O restante da clientela assistiu a tudo como a um capítulo de novela. Qual não foi a surpresa geral quando o chefe dos policiais, ouvindo a audiência negou-se a emitir um ‘teje preso’ para o cidadão, ao que foram xingados de emissores de resíduos fétidos pelo magistrado.
A histórica contenda rendeu desdobramentos durante a semana, alimentada não por carboidratos mas pelo combustível do inusitado. O que seria isto? A ofensa? O encolhimento do ofendido? Ora, mas claro, a reação de um natalense em público, e em defesa de outrem, algo raro de acontecer nos tempos atuais em qualquer localidade. Na era do individualismo, convém passar ao largo dos conflitos públicos.

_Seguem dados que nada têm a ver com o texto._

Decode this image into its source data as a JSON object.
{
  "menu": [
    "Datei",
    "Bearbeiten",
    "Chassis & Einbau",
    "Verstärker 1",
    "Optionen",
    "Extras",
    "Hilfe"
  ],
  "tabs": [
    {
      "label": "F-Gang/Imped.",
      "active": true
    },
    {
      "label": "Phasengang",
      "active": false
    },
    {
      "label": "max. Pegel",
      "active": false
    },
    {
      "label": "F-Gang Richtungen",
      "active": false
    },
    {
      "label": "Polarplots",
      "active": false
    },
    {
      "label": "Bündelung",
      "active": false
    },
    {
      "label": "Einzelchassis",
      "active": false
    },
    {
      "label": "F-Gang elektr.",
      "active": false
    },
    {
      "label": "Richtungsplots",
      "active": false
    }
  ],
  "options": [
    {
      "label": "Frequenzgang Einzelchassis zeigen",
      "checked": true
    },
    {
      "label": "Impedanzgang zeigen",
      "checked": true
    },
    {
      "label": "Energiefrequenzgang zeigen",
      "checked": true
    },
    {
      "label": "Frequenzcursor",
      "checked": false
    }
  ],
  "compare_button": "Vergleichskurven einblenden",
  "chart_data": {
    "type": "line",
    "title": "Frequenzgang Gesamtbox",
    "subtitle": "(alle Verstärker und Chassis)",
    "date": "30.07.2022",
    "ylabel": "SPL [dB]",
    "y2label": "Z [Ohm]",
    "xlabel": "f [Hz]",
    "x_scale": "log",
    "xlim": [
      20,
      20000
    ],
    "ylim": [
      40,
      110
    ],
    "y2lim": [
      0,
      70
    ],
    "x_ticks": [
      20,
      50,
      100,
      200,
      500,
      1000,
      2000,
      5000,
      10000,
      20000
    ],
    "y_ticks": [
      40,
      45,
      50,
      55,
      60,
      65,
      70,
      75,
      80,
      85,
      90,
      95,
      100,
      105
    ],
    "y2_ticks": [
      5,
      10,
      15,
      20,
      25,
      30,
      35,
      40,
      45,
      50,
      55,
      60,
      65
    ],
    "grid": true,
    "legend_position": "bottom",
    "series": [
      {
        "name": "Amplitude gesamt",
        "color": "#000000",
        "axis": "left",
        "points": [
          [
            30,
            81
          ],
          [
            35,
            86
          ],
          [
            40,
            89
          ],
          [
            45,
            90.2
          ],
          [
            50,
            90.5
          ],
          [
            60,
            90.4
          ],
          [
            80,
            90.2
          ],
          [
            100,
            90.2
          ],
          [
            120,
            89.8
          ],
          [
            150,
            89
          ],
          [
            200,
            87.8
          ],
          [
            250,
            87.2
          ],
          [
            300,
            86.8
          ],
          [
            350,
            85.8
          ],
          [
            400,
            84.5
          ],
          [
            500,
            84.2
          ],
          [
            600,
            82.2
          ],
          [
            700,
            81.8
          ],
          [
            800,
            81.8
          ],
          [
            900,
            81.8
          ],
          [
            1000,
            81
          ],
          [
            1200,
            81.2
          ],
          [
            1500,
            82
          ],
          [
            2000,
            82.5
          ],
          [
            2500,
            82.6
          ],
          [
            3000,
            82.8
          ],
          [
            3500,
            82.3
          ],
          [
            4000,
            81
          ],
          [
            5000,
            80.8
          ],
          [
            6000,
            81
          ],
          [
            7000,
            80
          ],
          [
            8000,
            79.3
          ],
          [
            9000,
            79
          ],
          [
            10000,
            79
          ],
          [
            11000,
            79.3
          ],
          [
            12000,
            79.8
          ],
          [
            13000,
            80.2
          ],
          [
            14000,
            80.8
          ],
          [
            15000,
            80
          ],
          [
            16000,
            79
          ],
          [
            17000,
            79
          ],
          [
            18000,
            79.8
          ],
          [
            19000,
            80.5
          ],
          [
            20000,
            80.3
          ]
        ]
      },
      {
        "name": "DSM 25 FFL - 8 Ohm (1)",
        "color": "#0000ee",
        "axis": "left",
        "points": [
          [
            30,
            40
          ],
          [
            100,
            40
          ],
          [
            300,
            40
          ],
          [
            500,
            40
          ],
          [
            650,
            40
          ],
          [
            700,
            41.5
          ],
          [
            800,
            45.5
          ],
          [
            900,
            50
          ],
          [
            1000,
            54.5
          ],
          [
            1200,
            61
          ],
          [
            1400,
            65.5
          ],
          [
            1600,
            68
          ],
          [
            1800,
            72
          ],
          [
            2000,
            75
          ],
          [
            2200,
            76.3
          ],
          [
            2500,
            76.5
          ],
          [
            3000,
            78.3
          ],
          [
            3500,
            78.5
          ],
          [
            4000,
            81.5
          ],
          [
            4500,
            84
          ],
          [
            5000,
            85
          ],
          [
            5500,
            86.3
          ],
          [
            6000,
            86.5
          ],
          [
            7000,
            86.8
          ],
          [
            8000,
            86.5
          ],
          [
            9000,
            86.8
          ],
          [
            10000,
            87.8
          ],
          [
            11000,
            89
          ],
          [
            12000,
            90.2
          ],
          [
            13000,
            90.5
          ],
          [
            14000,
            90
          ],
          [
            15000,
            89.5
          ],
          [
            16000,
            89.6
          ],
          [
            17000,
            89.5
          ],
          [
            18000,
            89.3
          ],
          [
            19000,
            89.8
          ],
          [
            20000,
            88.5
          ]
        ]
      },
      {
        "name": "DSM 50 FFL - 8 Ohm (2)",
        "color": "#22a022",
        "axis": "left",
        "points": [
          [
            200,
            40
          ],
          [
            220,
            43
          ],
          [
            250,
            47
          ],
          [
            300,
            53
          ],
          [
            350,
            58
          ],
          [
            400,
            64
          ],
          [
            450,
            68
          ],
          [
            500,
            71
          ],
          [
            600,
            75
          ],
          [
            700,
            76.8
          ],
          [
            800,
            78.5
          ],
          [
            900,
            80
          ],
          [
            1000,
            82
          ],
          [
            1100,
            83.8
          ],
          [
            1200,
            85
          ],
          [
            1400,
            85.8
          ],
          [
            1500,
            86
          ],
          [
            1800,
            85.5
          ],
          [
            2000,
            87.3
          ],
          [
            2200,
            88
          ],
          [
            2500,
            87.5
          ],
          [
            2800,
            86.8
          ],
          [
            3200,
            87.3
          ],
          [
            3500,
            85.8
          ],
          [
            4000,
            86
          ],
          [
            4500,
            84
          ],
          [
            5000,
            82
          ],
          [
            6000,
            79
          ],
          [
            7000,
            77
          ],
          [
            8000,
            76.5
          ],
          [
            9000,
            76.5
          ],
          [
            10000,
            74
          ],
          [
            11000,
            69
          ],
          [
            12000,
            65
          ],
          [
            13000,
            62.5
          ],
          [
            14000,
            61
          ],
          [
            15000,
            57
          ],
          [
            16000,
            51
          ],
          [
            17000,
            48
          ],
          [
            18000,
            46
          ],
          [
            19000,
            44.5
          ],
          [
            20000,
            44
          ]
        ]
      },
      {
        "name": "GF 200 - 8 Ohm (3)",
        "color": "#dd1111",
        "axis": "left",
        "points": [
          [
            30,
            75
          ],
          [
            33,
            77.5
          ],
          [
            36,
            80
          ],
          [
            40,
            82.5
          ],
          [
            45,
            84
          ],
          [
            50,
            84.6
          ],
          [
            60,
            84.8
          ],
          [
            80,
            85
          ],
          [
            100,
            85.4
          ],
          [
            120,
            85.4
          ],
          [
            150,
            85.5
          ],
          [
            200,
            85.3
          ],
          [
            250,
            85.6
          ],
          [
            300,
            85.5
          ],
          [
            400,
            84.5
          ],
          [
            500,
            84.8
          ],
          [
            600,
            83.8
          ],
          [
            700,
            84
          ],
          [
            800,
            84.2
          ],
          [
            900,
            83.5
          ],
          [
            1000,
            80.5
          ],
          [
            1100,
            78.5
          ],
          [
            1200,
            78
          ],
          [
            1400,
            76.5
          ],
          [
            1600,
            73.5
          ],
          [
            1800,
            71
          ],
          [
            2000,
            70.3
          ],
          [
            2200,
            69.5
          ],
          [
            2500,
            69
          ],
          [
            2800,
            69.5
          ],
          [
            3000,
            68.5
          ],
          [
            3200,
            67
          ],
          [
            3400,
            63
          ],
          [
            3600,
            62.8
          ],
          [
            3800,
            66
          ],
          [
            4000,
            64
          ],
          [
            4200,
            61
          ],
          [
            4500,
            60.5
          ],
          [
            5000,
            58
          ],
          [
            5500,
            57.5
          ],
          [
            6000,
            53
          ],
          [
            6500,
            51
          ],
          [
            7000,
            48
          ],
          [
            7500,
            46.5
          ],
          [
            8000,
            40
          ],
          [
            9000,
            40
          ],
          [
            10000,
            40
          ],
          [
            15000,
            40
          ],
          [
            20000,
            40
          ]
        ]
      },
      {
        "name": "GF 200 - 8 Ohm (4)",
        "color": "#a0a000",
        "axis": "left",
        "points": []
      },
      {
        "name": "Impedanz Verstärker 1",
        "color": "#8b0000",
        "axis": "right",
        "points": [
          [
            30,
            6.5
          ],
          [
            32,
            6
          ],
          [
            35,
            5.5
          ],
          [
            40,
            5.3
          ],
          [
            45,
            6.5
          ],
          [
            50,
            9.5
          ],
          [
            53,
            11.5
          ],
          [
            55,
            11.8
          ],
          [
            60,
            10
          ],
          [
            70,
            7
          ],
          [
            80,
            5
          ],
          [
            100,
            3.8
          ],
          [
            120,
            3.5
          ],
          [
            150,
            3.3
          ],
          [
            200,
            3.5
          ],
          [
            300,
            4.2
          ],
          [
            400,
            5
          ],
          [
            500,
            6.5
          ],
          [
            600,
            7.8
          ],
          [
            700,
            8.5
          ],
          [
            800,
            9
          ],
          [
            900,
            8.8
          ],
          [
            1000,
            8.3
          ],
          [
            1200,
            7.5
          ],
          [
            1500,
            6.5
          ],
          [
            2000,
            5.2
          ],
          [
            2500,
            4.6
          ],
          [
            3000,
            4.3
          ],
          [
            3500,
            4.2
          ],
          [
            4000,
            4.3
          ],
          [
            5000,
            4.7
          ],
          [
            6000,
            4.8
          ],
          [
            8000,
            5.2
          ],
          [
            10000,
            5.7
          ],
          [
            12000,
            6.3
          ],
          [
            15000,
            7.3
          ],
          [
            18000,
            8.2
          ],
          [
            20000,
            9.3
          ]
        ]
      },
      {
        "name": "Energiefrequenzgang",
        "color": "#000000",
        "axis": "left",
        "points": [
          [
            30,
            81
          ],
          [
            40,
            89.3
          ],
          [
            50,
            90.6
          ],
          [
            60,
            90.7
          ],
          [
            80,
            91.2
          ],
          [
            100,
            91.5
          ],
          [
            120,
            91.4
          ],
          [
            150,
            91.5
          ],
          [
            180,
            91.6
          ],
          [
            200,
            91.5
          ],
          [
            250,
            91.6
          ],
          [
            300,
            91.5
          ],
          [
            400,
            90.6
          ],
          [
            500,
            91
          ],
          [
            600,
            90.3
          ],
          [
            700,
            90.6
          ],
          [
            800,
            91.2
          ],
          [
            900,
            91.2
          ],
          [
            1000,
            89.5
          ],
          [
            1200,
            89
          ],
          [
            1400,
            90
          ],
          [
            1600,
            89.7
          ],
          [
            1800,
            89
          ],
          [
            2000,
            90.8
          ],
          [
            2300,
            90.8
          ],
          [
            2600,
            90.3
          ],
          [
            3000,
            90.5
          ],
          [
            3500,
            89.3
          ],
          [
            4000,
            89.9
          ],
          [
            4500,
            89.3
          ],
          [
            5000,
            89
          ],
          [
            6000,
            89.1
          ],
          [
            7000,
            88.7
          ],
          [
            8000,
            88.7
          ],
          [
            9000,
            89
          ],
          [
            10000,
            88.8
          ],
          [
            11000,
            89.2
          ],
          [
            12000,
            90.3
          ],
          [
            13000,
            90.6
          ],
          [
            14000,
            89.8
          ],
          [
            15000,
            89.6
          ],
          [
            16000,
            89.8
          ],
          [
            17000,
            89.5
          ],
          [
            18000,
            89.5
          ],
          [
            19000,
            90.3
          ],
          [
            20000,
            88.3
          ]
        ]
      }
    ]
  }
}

Para todos os efeitos, o que coube ao empresário enrustido do papel de cidadão justamente indignado com a prática da humilhação a trabalhadores, foi a autoridade do sujeito que tem o poder da fala e, em decorrência disto, é investido de autoridade. Tal discurso é legitimado pela noção intrínseca de justiça que caracteriza a ação pautada pela ética que deve nortear a vida em sociedade. Como sabido, afinal, não existem discursos neutros.

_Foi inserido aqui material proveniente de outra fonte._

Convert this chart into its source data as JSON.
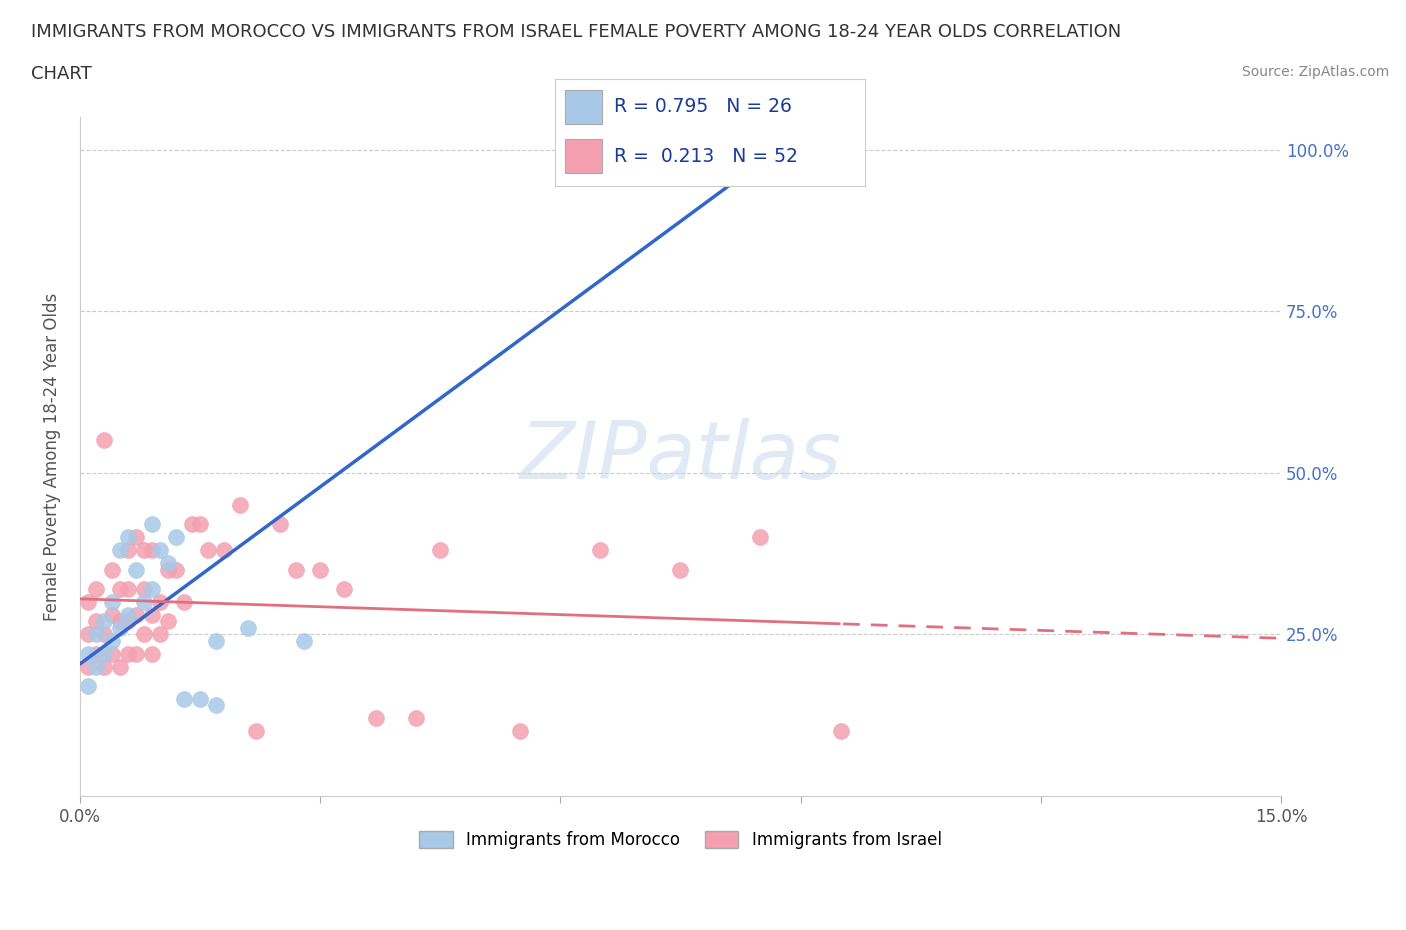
{
  "title_line1": "IMMIGRANTS FROM MOROCCO VS IMMIGRANTS FROM ISRAEL FEMALE POVERTY AMONG 18-24 YEAR OLDS CORRELATION",
  "title_line2": "CHART",
  "source": "Source: ZipAtlas.com",
  "ylabel": "Female Poverty Among 18-24 Year Olds",
  "xlim": [
    0.0,
    0.15
  ],
  "ylim": [
    0.0,
    1.05
  ],
  "morocco_color": "#a8c8e8",
  "israel_color": "#f4a0b0",
  "morocco_line_color": "#3366cc",
  "israel_line_color": "#e07080",
  "watermark": "ZIPatlas",
  "legend_r1": "R = 0.795   N = 26",
  "legend_r2": "R =  0.213   N = 52",
  "legend_label1": "Immigrants from Morocco",
  "legend_label2": "Immigrants from Israel",
  "morocco_scatter_x": [
    0.001,
    0.001,
    0.002,
    0.002,
    0.003,
    0.003,
    0.004,
    0.004,
    0.005,
    0.005,
    0.006,
    0.006,
    0.007,
    0.008,
    0.009,
    0.009,
    0.01,
    0.011,
    0.012,
    0.013,
    0.015,
    0.017,
    0.017,
    0.021,
    0.028,
    0.065
  ],
  "morocco_scatter_y": [
    0.17,
    0.22,
    0.2,
    0.25,
    0.22,
    0.27,
    0.24,
    0.3,
    0.26,
    0.38,
    0.28,
    0.4,
    0.35,
    0.3,
    0.32,
    0.42,
    0.38,
    0.36,
    0.4,
    0.15,
    0.15,
    0.14,
    0.24,
    0.26,
    0.24,
    1.0
  ],
  "israel_scatter_x": [
    0.001,
    0.001,
    0.001,
    0.002,
    0.002,
    0.002,
    0.003,
    0.003,
    0.003,
    0.004,
    0.004,
    0.004,
    0.005,
    0.005,
    0.005,
    0.006,
    0.006,
    0.006,
    0.006,
    0.007,
    0.007,
    0.007,
    0.008,
    0.008,
    0.008,
    0.009,
    0.009,
    0.009,
    0.01,
    0.01,
    0.011,
    0.011,
    0.012,
    0.013,
    0.014,
    0.015,
    0.016,
    0.018,
    0.02,
    0.022,
    0.025,
    0.027,
    0.03,
    0.033,
    0.037,
    0.042,
    0.045,
    0.055,
    0.065,
    0.075,
    0.085,
    0.095
  ],
  "israel_scatter_y": [
    0.2,
    0.25,
    0.3,
    0.22,
    0.27,
    0.32,
    0.2,
    0.25,
    0.55,
    0.22,
    0.28,
    0.35,
    0.2,
    0.27,
    0.32,
    0.22,
    0.27,
    0.32,
    0.38,
    0.22,
    0.28,
    0.4,
    0.25,
    0.32,
    0.38,
    0.22,
    0.28,
    0.38,
    0.25,
    0.3,
    0.27,
    0.35,
    0.35,
    0.3,
    0.42,
    0.42,
    0.38,
    0.38,
    0.45,
    0.1,
    0.42,
    0.35,
    0.35,
    0.32,
    0.12,
    0.12,
    0.38,
    0.1,
    0.38,
    0.35,
    0.4,
    0.1
  ],
  "background_color": "#ffffff",
  "grid_color": "#cccccc"
}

Tomando por base um conceito elaborado pelo sociólogo francês Pierre Bourdieu há mais de duas décadas, habitus, trata-se de um processo subjetivo que cria uma mecânica de conforto e conveniência para a recepção das mensagens. Esse habitus é tão natural que as pessoas praticamente não se dão conta de sua existência.
Assim, uma pessoa que criou um habitus voltado à representação de funcionários de alguns segmentos (comércio, limpeza etc) como algo próximo a serviçais, tenderá a superdimensionar qualquer ocorrência que contrarie ou potencialize a noção de servidão.

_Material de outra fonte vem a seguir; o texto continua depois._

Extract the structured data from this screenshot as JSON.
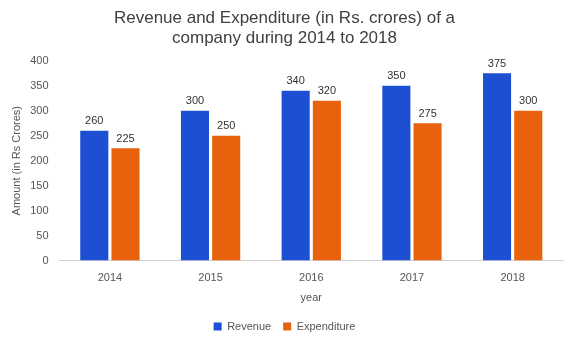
{
  "chart_data": {
    "type": "bar",
    "title": [
      "Revenue and Expenditure (in Rs. crores) of a",
      "company during 2014 to 2018"
    ],
    "x_label": "year",
    "y_label": "Amount (in Rs Crores)",
    "categories": [
      "2014",
      "2015",
      "2016",
      "2017",
      "2018"
    ],
    "series": [
      {
        "name": "Revenue",
        "color": "#1c4fd1",
        "values": [
          260,
          300,
          340,
          350,
          375
        ]
      },
      {
        "name": "Expenditure",
        "color": "#e8620e",
        "values": [
          225,
          250,
          320,
          275,
          300
        ]
      }
    ],
    "ylim": [
      0,
      400
    ],
    "yticks": [
      0,
      50,
      100,
      150,
      200,
      250,
      300,
      350,
      400
    ],
    "grid": false,
    "legend": "bottom",
    "data_labels": true
  }
}
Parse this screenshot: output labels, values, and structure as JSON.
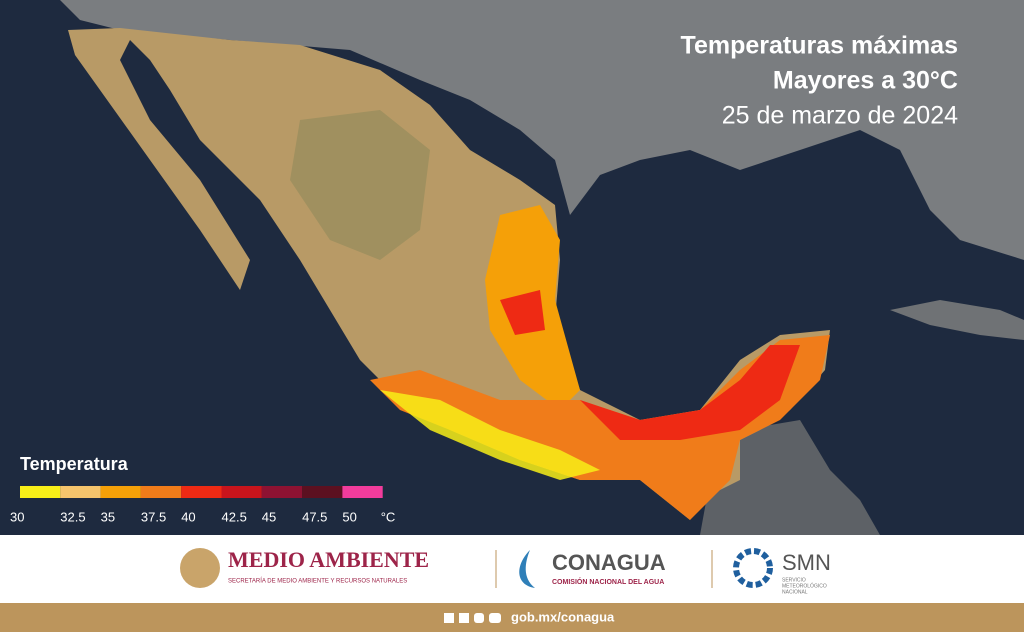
{
  "header": {
    "title": "Temperaturas máximas",
    "subtitle": "Mayores a 30°C",
    "date": "25 de marzo de 2024"
  },
  "legend": {
    "title": "Temperatura",
    "ticks": [
      30,
      32.5,
      35,
      37.5,
      40,
      42.5,
      45,
      47.5,
      50
    ],
    "unit": "°C",
    "colors": [
      "#f8ef18",
      "#f5c46c",
      "#f5a008",
      "#f07c1a",
      "#ee2a14",
      "#c8141c",
      "#8e1232",
      "#5c1020",
      "#f23c9c"
    ]
  },
  "footer": {
    "semarnat": {
      "name": "MEDIO AMBIENTE",
      "sub": "SECRETARÍA DE MEDIO AMBIENTE Y RECURSOS NATURALES"
    },
    "conagua": {
      "name": "CONAGUA",
      "sub": "COMISIÓN NACIONAL DEL AGUA"
    },
    "smn": {
      "name": "SMN",
      "sub": [
        "SERVICIO",
        "METEOROLÓGICO",
        "NACIONAL"
      ]
    },
    "url": "gob.mx/conagua"
  }
}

O habitus não impossibilita que as pessoas pensem, mas cria uma espécie de inércia receptiva cômoda. O questionamento por sua vez, não coloca em evidência apenas a dúvida de quem questiona. No caso relatado, a questão é colocada por um terceiro, como vimos. Ele põe em cheque o próprio conhecimento de causa de quem está sendo questionado.
Não é sem razão que o questionamento é causa e efeito de códigos sociais em ruína. O “por que?” possui uma força avassaladora nos macaquinhos que não aceitam mais apanhar de seus companheiros por desejarem alcançar as bananas. E possui o mesmo efeito para a vida em sociedade. Ao senhorzinho, as certezas pútridas. Ao garçom, a revisão do habitus da passividade e, ao cidadão, os louros da justa reação.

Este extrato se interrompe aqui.